Physicist Björn Lehnert from the Lawrence Berkeley National Laboratory talks to Richard Blaustein about what a new precise measurement of the neutrino means for particle physics
Based at the Lawrence Berkeley National Laboratory in the US, Björn Lehnert is a neutrino physicist who originally did a PhD at the Technische Universität Dresden in Germany on the GERDA experiment. Following a postdoc at Carleton University in Canada, he moved to California in 2018, where he works on the double-beta-decay experiment LEGEND. He is also part of the KATRIN collaboration, which today in Nature Physics reports a new upper limit on the mass of the neutrino.
Can you explain what KATRIN (the Karlsruhe Tritium Neutrino Experiment) is designed to do?
KATRIN, which is based at the Karlsruhe Institute for Technology in Germany, was inaugurated in 2018 and is a collaboration between the Czech Republic, Germany, Russia, the UK and US. It consists of about 130 scientists and is the only experiment that can make direct measurements of neutrino mass.
How do you measure the mass of a neutrino?
Neutrinos are the most abundant – and elusive – particles in the universe and measuring neutrino mass is very difficult. There are several approaches, some are model dependent in that they are based on assumptions about the universe. First there is the cosmological approach that considers where neutrinos have influenced the evolution of the universe, specifically in the creation of large-scale structures such as galaxy clusters. If neutrinos are light, it would favour the formation of smaller-scale structures, while heavier neutrinos disfavours smaller structures. By measuring the distribution of smaller and larger structures in the universe, it is possible to infer the neutrino’s mass. Another method is double-beta-decay experiments that search for whether neutrinos are their own antiparticles, so called Majorana particles.
So how does KATRIN measure mass?
KATRIN’s main component is the world’s largest spectrometer – measuring 23 metres long and 10 metres wide – to boast an ultrahigh vacuum. Tritium – an isotope of hydrogen – undergoes beta decay, producing an electron and an antineutrino. We then guide the electrons into the spectrometer without changing their energy. We cannot measure the neutrino directly because it is so weakly interacting, but we can precisely measure the electron’s energy. As both particles share energy, it is possible to resolve the small influence from the neutrino’s mass by looking at the electrons with the highest energies in the spectrum.
KATRIN has today announced an upper limit for the neutrino mass of 0.8 eV. What does this signify?
KATRIN started its five-year run in 2019 and this is the first time any lab experiment has produced the required sensitivity to rule out the mass of the neutrino being greater than 0.8 eV (Nature Physics). That is a real advance as it breaks the “psychological barrier” that we had in not knowing whether the neutrino is heavier than 1 eV. Importantly, we now know that the neutrino is at least 500,000 times lighter the electron.

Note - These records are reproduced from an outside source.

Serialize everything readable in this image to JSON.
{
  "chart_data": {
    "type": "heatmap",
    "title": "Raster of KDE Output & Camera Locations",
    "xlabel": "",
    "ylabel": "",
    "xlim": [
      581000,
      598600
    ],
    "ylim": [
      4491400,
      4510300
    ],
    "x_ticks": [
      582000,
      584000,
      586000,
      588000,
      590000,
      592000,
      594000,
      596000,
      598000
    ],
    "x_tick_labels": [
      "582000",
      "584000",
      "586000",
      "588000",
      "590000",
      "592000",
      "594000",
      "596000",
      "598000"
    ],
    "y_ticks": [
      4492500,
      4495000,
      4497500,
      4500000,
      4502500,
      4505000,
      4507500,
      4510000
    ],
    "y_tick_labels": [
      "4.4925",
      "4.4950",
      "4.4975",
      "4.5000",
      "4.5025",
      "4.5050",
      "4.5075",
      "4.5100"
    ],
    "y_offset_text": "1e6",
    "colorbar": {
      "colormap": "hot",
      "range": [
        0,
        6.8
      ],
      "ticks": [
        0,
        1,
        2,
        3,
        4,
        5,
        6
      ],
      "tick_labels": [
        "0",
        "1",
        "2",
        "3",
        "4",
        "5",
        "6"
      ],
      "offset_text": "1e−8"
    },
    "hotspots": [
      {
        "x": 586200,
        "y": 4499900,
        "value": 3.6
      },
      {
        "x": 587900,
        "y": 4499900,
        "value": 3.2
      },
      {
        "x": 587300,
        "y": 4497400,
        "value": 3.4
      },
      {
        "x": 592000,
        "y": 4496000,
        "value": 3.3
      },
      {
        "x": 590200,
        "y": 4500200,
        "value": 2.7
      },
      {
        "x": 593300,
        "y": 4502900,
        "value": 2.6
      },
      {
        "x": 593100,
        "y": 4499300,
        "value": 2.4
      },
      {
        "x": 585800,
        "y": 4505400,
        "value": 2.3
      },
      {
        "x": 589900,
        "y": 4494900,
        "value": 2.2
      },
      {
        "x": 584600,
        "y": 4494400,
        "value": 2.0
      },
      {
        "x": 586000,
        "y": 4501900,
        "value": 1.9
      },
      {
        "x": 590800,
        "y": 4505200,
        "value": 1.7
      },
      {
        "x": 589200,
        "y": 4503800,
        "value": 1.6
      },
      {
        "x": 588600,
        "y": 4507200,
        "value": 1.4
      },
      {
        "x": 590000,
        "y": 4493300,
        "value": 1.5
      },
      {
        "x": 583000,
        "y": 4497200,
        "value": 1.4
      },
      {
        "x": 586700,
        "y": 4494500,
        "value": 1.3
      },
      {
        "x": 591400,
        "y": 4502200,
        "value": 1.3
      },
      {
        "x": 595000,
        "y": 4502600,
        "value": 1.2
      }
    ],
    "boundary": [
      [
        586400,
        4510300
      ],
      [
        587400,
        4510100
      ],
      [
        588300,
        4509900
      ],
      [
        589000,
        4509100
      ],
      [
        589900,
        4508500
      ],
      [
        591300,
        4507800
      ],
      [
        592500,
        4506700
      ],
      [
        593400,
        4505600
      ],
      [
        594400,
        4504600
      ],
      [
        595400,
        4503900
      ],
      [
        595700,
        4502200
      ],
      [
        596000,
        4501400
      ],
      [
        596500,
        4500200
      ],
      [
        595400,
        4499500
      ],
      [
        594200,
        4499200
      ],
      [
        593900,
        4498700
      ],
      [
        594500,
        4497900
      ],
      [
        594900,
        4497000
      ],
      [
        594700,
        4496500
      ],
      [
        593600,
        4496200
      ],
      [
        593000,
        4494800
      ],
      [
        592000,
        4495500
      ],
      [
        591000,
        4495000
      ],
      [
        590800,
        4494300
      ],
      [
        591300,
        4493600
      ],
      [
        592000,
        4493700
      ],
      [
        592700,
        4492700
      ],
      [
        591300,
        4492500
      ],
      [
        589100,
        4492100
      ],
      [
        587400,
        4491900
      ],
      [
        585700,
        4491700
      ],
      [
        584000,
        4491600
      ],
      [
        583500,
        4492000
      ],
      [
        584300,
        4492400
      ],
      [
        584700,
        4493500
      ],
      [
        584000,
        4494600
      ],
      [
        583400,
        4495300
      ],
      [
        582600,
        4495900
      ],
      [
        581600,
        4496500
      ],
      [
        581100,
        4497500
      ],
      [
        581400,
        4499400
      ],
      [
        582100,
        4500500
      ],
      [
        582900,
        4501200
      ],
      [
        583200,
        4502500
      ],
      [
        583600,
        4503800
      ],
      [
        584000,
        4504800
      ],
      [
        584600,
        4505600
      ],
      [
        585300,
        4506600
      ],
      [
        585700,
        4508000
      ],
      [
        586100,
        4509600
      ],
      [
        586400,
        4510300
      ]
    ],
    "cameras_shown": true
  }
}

In 2019 the KATRIN experiment provided a first stab at the mass of a neutrino. How is this year’s result different?
This finding is the result of more data with the experiment also running at a higher tritium source strength. The initial finding showed KATRIN worked and that we could improve the mass limit by a factor of two compared to previous experiments. This result improves that mass limit by close to a factor of three.
What was your role in the experimental analysis?
I was involved in carrying out the statistical analysis using a Bayesian approach and co-leading the group looking at how electrons scatter on their way to being detected. The probability of scattering and the amount of energy they lose when they scatter is crucial to obtaining a high precision result that allows you to then extract the neutrino mass. Cyclotron radiation from a single electron is measured for the first time
What’s next for KATRIN?
KATRIN will run for another three years and in that time we will get better statistics. We then expect the uncertainty from the measurement statistics to be roughly the same as systematic uncertainties from the experimental set-up. We will then stop the measurement expecting a final sensitivity of about 0.2 eV.
And what about beyond KATRIN?
The limiting factor of KATRIN is chemistry because we use molecules of tritium (T2). Molecules are complex objects – they have more degrees of freedom than atoms – so every decay is a little bit different, and the final state of electrons have a distribution. At some point, we cannot improve neutrino mass measurements because the initial decay has an uncertainty. The only way to improve is to use atomic tritium. This is planned for a future experiment called Project 8, which is promising but will be some years yet before it comes online.